Vivienne told deputies they met in Los Angeles where Boyd promised her a job that paid $500 per week, but that he never paid her. He told her he was a movie producer and wanted her to play a role in his films, originally pitching the idea of starring in a show he produced called “About Town,” the papers say.
Boyd’s LinkedIn page says he produces, directs and writes feature and documentary films, including “One More Shot,” “Champion of Champions” and “Blood, Guts, Glory, Wrestling.”
Boyd won three Virginia state wrestling championships in the 1960s while in high school before enrolling in Temple University. There, he won multiple championships and was inducted into the Temple University Hall of Fame, according to the web page of the Titan Mercury Wresting Club, which Boyd co-founded.

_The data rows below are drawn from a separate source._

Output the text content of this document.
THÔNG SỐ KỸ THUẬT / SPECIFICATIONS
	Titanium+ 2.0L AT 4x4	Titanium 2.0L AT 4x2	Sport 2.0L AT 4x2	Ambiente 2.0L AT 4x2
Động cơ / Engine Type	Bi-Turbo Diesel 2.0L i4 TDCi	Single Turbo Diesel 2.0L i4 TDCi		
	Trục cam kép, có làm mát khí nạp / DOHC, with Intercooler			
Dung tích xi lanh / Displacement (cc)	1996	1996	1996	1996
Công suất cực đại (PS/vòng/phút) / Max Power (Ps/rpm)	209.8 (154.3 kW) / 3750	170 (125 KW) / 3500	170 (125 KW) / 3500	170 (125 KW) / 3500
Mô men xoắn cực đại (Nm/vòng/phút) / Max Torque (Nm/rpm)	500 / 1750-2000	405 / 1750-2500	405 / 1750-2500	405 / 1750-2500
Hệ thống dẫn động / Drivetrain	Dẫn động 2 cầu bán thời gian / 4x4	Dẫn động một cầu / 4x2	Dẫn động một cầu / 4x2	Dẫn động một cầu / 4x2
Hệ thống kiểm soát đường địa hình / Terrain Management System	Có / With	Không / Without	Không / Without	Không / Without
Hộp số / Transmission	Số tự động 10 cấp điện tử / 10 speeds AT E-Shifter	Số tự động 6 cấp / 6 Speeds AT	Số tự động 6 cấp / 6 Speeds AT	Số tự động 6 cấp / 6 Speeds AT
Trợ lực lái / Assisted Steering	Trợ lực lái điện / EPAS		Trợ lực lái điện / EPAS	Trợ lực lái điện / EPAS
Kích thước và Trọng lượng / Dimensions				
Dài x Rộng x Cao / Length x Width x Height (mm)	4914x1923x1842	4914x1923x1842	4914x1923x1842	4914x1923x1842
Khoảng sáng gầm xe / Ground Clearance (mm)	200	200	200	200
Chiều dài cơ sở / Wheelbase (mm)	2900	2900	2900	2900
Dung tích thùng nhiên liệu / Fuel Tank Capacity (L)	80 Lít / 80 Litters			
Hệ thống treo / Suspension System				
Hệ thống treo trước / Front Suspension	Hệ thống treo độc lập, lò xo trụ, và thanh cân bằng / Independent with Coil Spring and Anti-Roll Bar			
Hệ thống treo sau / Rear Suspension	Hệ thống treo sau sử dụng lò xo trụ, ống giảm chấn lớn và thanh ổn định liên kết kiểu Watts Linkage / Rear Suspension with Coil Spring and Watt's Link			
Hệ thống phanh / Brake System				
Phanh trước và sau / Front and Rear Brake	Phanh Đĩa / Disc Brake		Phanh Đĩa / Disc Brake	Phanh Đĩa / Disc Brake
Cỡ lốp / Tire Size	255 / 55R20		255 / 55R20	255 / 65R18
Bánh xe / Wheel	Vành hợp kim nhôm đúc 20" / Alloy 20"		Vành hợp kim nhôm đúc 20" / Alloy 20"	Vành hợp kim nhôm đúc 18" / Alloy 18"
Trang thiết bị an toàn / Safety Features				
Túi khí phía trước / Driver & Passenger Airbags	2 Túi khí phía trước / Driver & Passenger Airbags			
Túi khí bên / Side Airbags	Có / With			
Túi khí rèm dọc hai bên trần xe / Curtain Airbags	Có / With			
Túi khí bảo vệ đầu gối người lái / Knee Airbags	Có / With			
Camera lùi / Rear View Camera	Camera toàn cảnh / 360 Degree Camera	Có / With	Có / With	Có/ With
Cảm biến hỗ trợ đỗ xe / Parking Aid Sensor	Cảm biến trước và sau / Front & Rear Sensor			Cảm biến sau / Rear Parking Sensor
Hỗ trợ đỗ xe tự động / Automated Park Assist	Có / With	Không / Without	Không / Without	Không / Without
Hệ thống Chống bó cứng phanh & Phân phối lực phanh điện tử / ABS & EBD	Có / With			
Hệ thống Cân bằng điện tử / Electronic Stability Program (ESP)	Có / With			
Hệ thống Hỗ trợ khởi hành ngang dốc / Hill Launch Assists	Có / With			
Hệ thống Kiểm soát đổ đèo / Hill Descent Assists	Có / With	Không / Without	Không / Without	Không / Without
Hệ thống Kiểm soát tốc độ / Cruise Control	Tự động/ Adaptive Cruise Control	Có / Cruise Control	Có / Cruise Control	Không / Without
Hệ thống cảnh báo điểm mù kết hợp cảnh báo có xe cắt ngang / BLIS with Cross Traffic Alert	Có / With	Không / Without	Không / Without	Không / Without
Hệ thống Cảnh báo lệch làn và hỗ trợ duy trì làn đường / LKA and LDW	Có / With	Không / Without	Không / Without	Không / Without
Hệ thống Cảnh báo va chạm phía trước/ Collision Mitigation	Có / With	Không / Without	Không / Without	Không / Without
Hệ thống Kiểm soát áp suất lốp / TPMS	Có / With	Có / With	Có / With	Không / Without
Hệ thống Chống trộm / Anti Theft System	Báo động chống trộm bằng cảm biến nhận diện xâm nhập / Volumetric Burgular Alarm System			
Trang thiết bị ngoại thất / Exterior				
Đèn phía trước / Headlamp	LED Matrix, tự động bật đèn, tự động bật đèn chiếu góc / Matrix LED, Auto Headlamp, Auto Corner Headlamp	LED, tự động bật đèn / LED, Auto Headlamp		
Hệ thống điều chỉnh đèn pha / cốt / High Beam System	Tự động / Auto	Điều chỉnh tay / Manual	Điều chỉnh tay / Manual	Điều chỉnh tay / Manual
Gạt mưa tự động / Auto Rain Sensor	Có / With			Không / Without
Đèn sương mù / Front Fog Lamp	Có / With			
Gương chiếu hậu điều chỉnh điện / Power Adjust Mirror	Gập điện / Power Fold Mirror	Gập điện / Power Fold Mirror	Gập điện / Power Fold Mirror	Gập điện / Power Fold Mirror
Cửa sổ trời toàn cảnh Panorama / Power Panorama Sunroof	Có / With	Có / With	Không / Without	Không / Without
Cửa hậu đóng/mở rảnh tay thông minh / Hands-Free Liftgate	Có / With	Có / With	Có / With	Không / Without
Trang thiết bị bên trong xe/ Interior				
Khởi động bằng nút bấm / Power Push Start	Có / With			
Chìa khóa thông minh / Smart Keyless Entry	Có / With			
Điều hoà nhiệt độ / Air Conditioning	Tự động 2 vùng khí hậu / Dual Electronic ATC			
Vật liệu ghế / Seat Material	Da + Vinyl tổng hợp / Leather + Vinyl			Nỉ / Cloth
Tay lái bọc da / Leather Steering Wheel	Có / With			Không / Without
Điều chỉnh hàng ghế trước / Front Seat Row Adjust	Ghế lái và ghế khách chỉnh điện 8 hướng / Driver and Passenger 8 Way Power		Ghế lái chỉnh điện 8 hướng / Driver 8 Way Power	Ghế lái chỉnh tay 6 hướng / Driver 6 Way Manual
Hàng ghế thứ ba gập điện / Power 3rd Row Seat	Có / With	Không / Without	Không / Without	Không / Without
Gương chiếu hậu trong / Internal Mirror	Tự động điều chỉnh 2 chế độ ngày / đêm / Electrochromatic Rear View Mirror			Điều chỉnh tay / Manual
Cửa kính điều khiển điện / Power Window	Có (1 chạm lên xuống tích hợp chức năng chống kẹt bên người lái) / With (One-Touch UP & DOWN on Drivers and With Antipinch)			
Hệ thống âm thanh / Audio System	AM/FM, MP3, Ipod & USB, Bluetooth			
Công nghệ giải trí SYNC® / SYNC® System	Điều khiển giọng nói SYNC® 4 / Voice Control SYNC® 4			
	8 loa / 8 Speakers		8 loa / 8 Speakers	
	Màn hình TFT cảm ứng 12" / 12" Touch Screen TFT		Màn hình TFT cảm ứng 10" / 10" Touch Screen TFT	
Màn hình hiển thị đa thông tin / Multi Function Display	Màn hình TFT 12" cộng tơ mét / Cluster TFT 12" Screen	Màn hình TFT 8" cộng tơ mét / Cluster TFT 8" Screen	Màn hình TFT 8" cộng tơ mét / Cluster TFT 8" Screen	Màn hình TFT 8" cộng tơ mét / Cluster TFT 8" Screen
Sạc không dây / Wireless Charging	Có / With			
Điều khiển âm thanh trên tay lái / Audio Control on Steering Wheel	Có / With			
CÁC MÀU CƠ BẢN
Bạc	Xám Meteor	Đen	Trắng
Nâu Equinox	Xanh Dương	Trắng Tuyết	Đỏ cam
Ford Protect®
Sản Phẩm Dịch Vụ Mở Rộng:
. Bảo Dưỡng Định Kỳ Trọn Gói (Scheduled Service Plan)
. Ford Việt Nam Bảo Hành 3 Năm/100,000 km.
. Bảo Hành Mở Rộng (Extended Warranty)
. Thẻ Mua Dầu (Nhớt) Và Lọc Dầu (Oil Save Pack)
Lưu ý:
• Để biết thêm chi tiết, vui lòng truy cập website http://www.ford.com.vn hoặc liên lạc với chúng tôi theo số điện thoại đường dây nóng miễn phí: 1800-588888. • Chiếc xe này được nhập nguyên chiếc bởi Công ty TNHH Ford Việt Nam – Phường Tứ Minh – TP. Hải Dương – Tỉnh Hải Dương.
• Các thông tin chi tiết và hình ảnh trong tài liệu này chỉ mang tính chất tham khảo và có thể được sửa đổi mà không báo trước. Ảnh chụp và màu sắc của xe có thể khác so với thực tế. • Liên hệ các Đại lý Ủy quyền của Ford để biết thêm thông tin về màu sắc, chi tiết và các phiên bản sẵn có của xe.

Following his trial, Titan Mercury Wrestling Club announced Boyd had resigned from the organization.
A statement from the wrestling club, attributed to Boyd, said he would be “vigorously pursuing” an appeal and that all the charges were “totally unfounded especially in light of the fact that the prosecution granted the victim immunity for perjury and theft of money from me.”
Boyd has no documented felony convictions in Riverside County.